At the end of the day, it was their burden, and it's put down.

"I've never," she starts, and stops, and closes her eyes against him, "I've never been so glad as when that light faded and she was still dead. No more chances, for any of them. They're gone. They're really gone, and we're still here."

Mamoru Chiba has posed:
For so long, Mamoru didn't know who he was-- had no idea who he was, whether his name was even real, whether his parents had ever been real. Then he didn't even remember that name, he had a different one given to him, told it was the real one, and he believed it, he had nothing proving otherwise, and he didn't remember being the boy who didn't remember. Then pieces of an impossible life bubbled up, and so did pieces of this one.

Finally it was all real, and the deepest part of that thanks to Usagi, to Serenity, to the Silver Crystal--

But Mamoru is real too, and it's a hell of a time to figure out you finally know who you are, just in time for such a fundamental part of it to change.

This has, in a way, always been Mamoru's life, and always been Endymion's. Part of this. The magic part, the monsters in the dark, the cruelties and kindnesses of human beings in all their wondering glory and wretched depths.

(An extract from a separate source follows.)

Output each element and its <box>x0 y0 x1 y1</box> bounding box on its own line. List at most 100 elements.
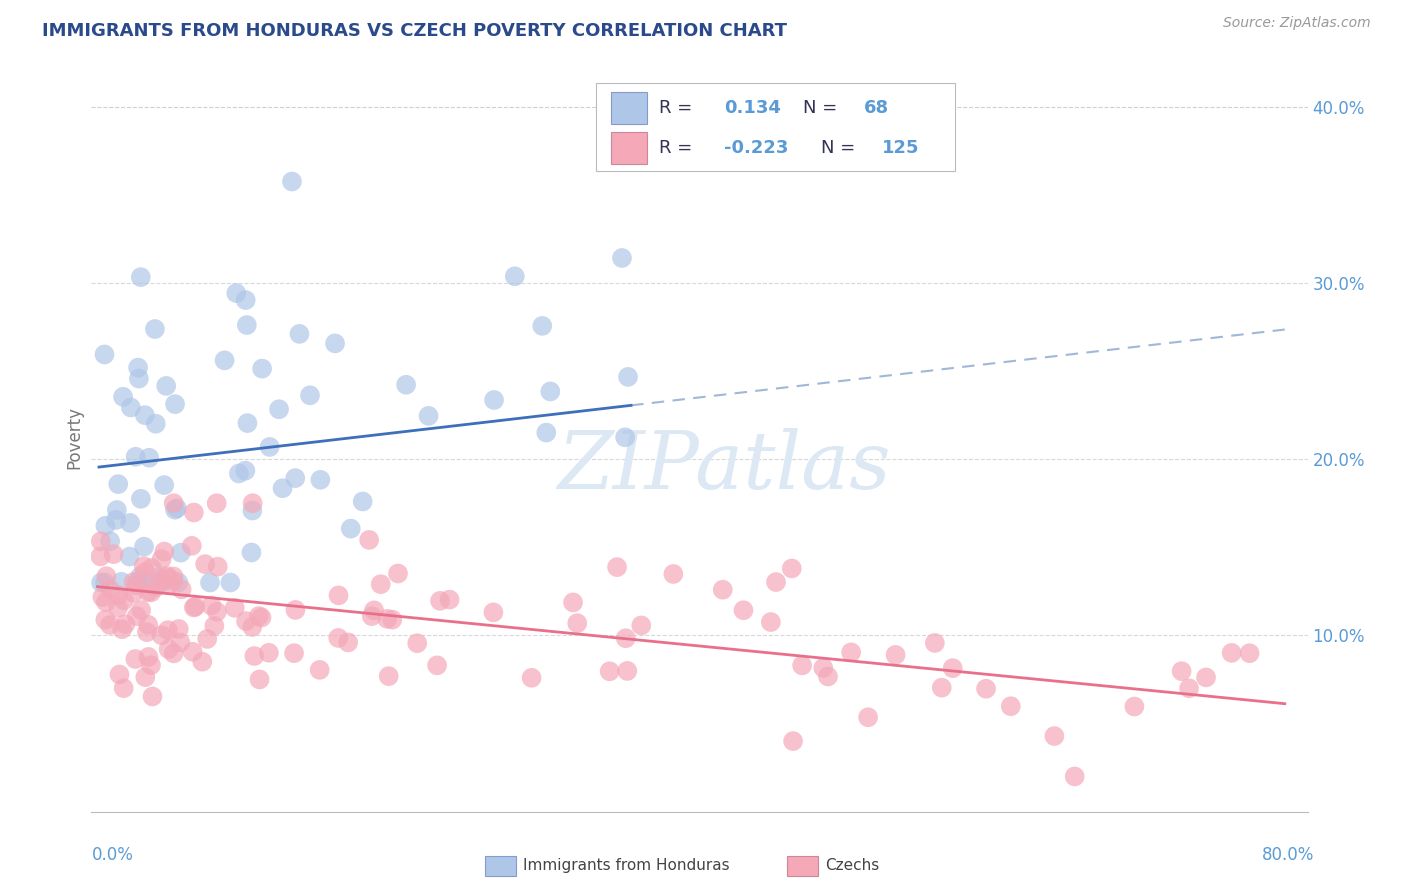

But Endymion had had to kill, once upon a time, six months ago, more than ten thousand years ago. And Mamoru hadn't yet, not until this weekend--

They won't be the same. They can move forward, changed, but the loss is real.

But they can move forward, because they're still here.

Mamoru finally unfolds a little bit, and his face is a little puffy, a little blotchy, and his glasses are still in his hand that's loosely around Usagi's waist. His other hand comes up to cup the side of her face, and he bends down again, further, to kiss her lightly.

"We're still here," he murmurs in agreement after a second, his forehead against hers.

Usagi Tsukino has posed:
They share a kiss, light and brief, and Mamoru unfolds from her, still close but not borne up by her frame, by her touch.

She has to rise on her tiptoes, for the kiss to be comfortable, to help press their foreheads together, but she could never mind that.

"Still here, and done with exams," she continues, tone a little lighter, not trying to change the subject, but bringing in just a touch of what else is happening, in their lives. "We saved the world and all we got was coming home in time for midterms."

A heaved sigh, and she kisses him again, her hand rising to match his, cupping his cheek. Her own face tilts to his head, letting the baseline of her feelings through - love.